Repetition Prevention
To prevent the model from entering infinite loops, if it executes the exact same action with the same arguments within the last K actions, the system throws a warning. However, the model might actually need to perform that action again (perhaps the game context changed). Because of this, the warning tells the model that if it genuinely needs to execute the command, it should issue it a second time, and that subsequent attempt will go through.

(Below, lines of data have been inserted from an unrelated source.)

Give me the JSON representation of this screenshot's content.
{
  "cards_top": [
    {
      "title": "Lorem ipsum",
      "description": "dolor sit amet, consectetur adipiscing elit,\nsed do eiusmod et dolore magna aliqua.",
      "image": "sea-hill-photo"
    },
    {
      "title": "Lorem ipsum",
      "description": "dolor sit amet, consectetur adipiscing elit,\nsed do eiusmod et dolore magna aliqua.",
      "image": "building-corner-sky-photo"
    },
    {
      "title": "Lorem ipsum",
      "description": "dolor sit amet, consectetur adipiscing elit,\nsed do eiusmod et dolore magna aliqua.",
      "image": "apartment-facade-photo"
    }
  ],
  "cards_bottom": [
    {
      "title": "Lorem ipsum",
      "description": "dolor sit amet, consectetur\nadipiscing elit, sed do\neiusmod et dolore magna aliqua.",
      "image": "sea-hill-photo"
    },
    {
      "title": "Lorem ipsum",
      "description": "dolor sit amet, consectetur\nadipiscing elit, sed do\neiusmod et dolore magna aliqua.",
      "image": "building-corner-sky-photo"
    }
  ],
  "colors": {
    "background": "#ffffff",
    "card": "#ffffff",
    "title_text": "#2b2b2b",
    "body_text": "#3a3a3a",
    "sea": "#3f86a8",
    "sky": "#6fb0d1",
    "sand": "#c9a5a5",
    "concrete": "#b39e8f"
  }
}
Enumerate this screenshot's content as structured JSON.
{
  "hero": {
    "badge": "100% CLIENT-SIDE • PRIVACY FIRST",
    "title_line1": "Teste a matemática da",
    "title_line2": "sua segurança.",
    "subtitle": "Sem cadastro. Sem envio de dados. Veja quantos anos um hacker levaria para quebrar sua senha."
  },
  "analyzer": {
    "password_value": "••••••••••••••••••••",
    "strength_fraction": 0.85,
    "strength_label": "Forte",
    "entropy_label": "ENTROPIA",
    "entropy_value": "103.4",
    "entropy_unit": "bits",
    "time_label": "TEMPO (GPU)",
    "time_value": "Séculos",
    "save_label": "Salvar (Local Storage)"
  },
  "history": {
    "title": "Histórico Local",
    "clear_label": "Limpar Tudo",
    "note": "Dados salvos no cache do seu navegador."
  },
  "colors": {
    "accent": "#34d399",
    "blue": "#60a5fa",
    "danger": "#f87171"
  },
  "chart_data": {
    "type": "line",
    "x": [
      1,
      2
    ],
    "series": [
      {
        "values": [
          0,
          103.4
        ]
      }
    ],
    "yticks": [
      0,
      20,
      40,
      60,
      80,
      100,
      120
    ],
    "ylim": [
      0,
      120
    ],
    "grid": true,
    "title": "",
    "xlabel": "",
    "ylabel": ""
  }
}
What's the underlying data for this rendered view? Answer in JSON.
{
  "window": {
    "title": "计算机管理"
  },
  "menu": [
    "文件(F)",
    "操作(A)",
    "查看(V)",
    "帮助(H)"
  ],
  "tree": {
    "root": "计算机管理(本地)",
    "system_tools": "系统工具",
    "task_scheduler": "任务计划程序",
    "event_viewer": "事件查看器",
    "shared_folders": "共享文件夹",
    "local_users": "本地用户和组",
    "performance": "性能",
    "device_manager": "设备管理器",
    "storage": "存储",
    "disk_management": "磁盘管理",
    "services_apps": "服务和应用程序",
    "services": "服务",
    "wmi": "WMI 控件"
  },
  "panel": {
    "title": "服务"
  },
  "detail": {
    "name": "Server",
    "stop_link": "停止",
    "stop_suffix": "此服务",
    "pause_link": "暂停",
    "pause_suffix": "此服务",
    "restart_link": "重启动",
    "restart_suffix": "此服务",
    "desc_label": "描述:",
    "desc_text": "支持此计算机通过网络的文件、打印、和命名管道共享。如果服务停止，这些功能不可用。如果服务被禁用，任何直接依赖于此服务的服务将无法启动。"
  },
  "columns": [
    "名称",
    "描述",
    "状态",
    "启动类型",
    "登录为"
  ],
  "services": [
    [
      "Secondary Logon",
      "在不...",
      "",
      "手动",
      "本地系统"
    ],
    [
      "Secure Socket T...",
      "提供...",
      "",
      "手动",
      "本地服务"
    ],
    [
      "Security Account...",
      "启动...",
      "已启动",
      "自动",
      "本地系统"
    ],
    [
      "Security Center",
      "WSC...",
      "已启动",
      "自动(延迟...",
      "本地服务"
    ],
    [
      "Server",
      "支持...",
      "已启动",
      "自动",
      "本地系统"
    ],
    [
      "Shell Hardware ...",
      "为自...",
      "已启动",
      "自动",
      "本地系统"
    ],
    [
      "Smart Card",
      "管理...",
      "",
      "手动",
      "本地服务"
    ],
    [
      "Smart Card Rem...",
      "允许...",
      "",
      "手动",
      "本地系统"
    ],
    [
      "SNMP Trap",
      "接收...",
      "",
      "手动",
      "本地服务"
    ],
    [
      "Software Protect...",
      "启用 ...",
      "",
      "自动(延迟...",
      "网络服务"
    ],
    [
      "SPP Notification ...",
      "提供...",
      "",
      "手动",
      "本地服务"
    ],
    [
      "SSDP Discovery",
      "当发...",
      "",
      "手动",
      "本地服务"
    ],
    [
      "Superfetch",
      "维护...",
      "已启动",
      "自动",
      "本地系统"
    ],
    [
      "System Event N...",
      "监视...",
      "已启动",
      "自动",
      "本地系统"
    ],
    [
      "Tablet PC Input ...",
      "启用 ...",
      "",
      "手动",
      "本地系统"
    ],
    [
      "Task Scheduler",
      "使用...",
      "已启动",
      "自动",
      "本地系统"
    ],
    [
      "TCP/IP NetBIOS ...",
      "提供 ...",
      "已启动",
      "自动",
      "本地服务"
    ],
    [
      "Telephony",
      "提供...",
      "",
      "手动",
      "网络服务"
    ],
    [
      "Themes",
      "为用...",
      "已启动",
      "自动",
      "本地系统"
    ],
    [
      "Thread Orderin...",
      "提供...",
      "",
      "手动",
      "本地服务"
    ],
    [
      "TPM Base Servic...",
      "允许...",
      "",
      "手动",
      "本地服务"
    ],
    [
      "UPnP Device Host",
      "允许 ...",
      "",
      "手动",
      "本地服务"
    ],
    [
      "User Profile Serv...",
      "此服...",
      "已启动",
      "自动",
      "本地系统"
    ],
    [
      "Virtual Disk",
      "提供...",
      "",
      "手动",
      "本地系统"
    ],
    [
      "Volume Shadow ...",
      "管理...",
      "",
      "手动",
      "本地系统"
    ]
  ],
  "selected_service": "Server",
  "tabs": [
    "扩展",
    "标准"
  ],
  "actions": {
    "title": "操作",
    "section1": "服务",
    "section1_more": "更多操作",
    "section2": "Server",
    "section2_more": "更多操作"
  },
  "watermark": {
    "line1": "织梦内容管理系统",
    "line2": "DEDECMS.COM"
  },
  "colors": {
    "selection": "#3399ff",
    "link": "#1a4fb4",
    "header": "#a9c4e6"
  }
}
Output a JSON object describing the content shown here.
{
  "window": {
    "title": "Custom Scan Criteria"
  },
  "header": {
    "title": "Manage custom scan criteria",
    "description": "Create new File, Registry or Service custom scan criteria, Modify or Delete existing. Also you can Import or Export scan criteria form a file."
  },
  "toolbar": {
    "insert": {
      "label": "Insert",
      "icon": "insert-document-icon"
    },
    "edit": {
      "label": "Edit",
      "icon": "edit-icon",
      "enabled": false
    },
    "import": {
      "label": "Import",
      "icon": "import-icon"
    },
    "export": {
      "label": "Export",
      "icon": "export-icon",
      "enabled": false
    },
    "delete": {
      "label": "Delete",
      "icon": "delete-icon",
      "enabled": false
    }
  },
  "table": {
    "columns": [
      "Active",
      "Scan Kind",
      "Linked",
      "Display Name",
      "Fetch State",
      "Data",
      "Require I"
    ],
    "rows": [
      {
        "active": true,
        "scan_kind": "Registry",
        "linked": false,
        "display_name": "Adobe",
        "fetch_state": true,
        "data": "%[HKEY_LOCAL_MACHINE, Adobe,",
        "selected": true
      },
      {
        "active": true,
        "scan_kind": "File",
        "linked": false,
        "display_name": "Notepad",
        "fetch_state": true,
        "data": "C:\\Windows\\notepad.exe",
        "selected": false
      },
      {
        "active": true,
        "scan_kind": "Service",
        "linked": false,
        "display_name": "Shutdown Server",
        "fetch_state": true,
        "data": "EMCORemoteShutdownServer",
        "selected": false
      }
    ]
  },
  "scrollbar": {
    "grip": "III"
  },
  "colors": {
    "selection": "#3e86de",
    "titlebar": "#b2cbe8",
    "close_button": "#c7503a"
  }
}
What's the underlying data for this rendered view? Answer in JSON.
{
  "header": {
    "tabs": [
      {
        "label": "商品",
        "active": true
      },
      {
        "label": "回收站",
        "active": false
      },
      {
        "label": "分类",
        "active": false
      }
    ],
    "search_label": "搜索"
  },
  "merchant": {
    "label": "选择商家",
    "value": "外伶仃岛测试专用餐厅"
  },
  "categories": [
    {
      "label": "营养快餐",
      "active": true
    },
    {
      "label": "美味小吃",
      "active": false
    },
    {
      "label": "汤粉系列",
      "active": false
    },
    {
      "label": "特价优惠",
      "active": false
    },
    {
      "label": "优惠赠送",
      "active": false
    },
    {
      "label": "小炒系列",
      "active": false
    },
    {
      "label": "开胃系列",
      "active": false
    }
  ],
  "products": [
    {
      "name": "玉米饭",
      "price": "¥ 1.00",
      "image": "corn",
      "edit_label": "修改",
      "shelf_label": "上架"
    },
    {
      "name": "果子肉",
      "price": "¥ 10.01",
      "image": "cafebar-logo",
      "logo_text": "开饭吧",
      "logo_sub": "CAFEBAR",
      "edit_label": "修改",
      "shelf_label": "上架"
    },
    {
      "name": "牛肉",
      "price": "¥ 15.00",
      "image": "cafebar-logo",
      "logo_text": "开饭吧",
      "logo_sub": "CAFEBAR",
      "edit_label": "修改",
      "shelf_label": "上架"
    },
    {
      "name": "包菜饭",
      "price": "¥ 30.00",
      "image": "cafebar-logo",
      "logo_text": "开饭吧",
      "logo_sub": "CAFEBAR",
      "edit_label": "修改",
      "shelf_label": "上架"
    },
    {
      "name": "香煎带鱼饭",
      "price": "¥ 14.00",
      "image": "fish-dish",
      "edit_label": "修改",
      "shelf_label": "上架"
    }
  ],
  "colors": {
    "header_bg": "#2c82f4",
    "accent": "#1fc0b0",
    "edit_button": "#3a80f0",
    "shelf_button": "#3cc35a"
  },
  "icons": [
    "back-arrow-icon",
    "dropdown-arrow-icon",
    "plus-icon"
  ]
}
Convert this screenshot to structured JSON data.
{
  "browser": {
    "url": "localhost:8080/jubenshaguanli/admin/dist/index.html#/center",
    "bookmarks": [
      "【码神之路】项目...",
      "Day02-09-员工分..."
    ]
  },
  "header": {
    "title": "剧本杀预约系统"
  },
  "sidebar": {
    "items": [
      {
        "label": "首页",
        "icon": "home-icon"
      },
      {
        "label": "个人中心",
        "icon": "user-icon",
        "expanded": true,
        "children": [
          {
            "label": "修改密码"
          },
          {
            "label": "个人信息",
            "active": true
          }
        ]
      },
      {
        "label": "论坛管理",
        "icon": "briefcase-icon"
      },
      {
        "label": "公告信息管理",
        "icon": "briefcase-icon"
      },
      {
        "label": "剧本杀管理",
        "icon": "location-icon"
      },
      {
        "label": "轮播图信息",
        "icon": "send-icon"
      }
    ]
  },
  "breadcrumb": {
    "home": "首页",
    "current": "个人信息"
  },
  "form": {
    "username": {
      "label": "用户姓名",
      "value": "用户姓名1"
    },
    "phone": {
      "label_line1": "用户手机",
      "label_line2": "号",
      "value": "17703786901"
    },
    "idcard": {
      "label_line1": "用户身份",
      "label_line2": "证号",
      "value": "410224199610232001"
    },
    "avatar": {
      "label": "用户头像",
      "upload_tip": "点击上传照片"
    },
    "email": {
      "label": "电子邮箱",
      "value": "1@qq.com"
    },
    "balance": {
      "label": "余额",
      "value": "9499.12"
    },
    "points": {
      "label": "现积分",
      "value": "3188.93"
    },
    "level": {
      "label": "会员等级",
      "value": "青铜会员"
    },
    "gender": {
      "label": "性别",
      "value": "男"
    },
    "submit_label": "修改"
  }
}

Other Improvements and Conclusions
While the features detailed above are the core of the agent, I also made several adjustments to the prompts to inject expert knowledge about text adventure games. This included adding lists of common commands and general strategies I found online for playing these types of parsers. I also had to include negative examples; for instance, the model initially had a strong tendency to type commands like "look for objects," which simply don't work in these engines, so I explicitly prompted it to avoid that phrasing.
Throughout the project, I noticed a few interesting trade-offs in the agent's behavior:
- Context vs. Exploration: Giving the agent less context history made it much more exploratory. However, the obvious drawback was that it would forget the previous clues or items needed to actually solve the puzzles.
- The Goal-Setting Dilemma: Forcing the agent to set a specific goal could sometimes cause it to get stuck in a loop trying to achieve it, or lead it to create completely useless goals. On average, though, it improved overall performance because the agent would eventually realize it was stuck and update its goal to something else.
- Inference-Time Compute for Planning: Having an LLM summarize the previous actions had an unexpected benefit: the summarizer would often naturally include its own hypotheses or opinions about what should be done next. When paired with the explicit
[GOAL]and[THOUGHT]tags, this setup effectively functioned as inference-time compute. By forcing the model to generate reasoning tokens before outputting an action, it gave the agent the "thinking space" necessary to actually plan its next moves.